The data from this pilot study demonstrate that ALS participants scored significantly lower on the UPSIT, a validated and widely used measure of olfactory dysfunction, and have twice the prevalence of olfactory dysfunction than controls. It is possible that the cortical changes found in ALS also involve olfactory regions and lead to olfactory dysfunction, as is speculated in AD, PD, and FTD.3, 4, 5 This theory is consistent with previous postmortem reports of pathological TDP‐43‐positive inclusions in the olfactory structures of patients with ALS, including the olfactory bulb, hippocampus, and primary olfactory cortex.9

Our findings support past studies that have shown a difference in olfaction baseline in ALS patients compared with controls.10, 11 Additionally, we have confirmed that olfactory dysfunction is present in a large cohort of ALS patients and is not limited to those with cognitive dysfunction. While age, gender, and smoking history are factors known to impact olfaction, our cohort only showed the effects of age.15 Although gender did not influence UPSIT performance in our ALS cohort, one limitation of our study is that the majority of patients were male, and we did not have a gender‐matched cohort. It is possible that smoking history was not found to be significant due to the small number of participants that are smoking currently. We did not examine the impact of olfactory dysfunction in this ALS population on taste, appetite, or other quality of life measures related to smell. While we investigated whether there was a correlation in ALS variables to account for differences in UPSIT score, we did not appreciate any significant differences within these ALS subgroups. Given that there are such data supporting olfactory dysfunction in patients with future cognitive impairment in other neurodegenerative disorders, and that up to half of ALS patients develop cognitive impairment, we had hypothesized that ALS‐CBS would correlate with UPSIT.1 However, because this is a pilot trial, we likely lacked the statistical power to observe true differences in these subgroups. Additional studies may allow us to investigate these correlations in ALS subgroups.

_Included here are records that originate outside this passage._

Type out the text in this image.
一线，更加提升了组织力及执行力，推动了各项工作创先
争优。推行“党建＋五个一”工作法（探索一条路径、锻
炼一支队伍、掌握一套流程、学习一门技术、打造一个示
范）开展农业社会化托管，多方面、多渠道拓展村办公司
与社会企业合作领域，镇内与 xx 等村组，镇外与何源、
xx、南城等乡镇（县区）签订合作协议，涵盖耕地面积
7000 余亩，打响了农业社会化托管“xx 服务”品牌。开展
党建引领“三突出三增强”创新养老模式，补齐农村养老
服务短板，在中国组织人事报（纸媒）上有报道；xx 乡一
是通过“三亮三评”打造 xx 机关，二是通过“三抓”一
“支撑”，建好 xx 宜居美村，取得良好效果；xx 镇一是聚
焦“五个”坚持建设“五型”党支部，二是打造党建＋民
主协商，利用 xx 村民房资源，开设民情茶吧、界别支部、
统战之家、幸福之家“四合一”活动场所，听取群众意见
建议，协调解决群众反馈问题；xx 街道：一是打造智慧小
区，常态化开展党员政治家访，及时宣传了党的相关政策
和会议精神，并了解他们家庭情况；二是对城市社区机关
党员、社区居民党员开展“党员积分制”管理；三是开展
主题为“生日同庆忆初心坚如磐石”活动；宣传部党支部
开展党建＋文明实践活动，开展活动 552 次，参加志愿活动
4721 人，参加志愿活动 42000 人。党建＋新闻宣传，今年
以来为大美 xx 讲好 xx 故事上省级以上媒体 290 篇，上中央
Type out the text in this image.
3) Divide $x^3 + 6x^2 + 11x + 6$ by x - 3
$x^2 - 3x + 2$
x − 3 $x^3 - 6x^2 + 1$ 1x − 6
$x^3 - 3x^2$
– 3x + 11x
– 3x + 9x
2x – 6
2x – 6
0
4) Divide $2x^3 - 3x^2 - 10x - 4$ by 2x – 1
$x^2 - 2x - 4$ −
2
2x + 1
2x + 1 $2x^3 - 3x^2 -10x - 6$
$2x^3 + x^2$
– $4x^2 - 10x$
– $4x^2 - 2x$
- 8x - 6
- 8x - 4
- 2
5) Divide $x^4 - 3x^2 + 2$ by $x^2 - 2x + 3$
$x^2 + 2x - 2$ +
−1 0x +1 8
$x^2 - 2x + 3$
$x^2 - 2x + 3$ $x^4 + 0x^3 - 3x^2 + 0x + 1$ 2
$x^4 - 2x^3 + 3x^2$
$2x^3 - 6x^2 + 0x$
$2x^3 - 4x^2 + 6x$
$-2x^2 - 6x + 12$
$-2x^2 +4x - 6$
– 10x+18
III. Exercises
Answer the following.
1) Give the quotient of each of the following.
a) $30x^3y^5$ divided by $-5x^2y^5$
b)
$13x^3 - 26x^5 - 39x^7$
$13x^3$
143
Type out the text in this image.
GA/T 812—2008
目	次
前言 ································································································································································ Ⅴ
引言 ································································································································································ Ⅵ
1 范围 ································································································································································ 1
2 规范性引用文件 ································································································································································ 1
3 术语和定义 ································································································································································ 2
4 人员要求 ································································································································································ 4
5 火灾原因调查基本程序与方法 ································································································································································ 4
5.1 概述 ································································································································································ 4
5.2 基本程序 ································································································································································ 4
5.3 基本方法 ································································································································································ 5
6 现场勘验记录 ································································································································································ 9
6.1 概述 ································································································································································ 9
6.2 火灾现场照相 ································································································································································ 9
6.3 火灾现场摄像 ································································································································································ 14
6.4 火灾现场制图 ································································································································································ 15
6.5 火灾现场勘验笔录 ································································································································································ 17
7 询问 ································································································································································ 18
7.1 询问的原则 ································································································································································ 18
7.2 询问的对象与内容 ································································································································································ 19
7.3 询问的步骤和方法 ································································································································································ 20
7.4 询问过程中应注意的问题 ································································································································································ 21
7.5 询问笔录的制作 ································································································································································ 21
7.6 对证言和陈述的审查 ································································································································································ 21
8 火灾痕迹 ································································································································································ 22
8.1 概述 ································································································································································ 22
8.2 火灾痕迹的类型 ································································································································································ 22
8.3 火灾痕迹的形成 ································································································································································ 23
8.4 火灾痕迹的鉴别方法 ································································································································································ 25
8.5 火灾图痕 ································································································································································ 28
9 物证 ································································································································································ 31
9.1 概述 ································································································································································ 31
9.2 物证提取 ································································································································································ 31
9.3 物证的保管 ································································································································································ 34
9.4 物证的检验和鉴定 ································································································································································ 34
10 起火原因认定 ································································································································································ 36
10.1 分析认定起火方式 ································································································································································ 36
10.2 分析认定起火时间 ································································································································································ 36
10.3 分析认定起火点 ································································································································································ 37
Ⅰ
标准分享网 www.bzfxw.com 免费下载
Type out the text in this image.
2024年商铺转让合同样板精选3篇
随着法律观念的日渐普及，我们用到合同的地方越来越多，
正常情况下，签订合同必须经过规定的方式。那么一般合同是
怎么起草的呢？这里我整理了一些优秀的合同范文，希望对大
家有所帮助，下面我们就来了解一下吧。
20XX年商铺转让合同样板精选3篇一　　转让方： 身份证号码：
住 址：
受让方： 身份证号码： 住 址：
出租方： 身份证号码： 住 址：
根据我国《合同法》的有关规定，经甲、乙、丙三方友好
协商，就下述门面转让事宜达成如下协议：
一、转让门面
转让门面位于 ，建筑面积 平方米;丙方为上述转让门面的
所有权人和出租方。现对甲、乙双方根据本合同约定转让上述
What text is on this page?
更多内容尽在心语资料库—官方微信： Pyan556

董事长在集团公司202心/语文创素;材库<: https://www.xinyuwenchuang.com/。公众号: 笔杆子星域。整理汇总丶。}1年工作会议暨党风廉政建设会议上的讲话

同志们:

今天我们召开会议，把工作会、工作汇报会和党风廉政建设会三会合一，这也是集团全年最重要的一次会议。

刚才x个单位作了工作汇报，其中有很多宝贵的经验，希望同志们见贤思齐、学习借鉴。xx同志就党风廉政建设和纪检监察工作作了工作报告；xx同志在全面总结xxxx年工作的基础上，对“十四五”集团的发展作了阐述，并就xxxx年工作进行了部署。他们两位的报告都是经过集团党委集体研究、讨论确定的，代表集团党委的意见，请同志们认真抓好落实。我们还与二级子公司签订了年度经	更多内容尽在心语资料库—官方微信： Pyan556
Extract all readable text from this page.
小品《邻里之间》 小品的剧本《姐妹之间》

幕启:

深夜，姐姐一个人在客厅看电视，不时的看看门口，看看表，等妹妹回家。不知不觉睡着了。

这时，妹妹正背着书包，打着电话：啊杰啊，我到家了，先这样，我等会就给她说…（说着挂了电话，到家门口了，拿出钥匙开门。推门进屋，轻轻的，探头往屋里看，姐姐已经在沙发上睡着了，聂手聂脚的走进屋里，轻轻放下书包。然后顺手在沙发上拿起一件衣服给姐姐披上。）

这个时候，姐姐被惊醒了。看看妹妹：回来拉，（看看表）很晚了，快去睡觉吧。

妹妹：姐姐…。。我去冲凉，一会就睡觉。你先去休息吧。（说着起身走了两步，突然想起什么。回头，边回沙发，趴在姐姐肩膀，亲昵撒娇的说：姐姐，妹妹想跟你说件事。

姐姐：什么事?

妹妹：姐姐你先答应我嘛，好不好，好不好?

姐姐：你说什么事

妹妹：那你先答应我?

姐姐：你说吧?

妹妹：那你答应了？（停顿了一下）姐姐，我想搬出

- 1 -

Taken together, this study extends previous studies that have shown extramotor involvement in ALS to include olfactory dysfunction. With validation and further investigation, measures of olfactory dysfunction could become useful in predicting ALS subtype, disease severity, or disease progression.

Author Contributions

Cristina Viguera involved in study concept and design, analysis and interpretation of data, study supervision, and critical revision of manuscript for intellectual content.

Jiangxia Wang performed analysis and interpretation of data.

Elizabeth Mosmiller carried out study concept and design, data collection and analysis, and critical revision of manuscript for intellectual content.

Aiana Cerezo involved in study concept and design and data collection and analysis.

Nicholas J. Maragakis performed study concept and design, analysis and interpretation of data, study supervision, and critical revision of manuscript for intellectual content.

Conflict of Interests

Cristina Viguera: Nothing to disclose.

Jiangxia Wang: Nothing to disclose.

Elizabeth Mosmiller: Nothing to disclose.

Aiana Cerezo: Nothing to disclose.

Nicholas J. Maragakis: Scientific Advisory Board, Above and Beyond, LLC, Consultant to Biogen/Idec, Biohaven Pharmaceuticals, Cytokinetics, Q Therapeutics, Inc., Navigant, Izumi.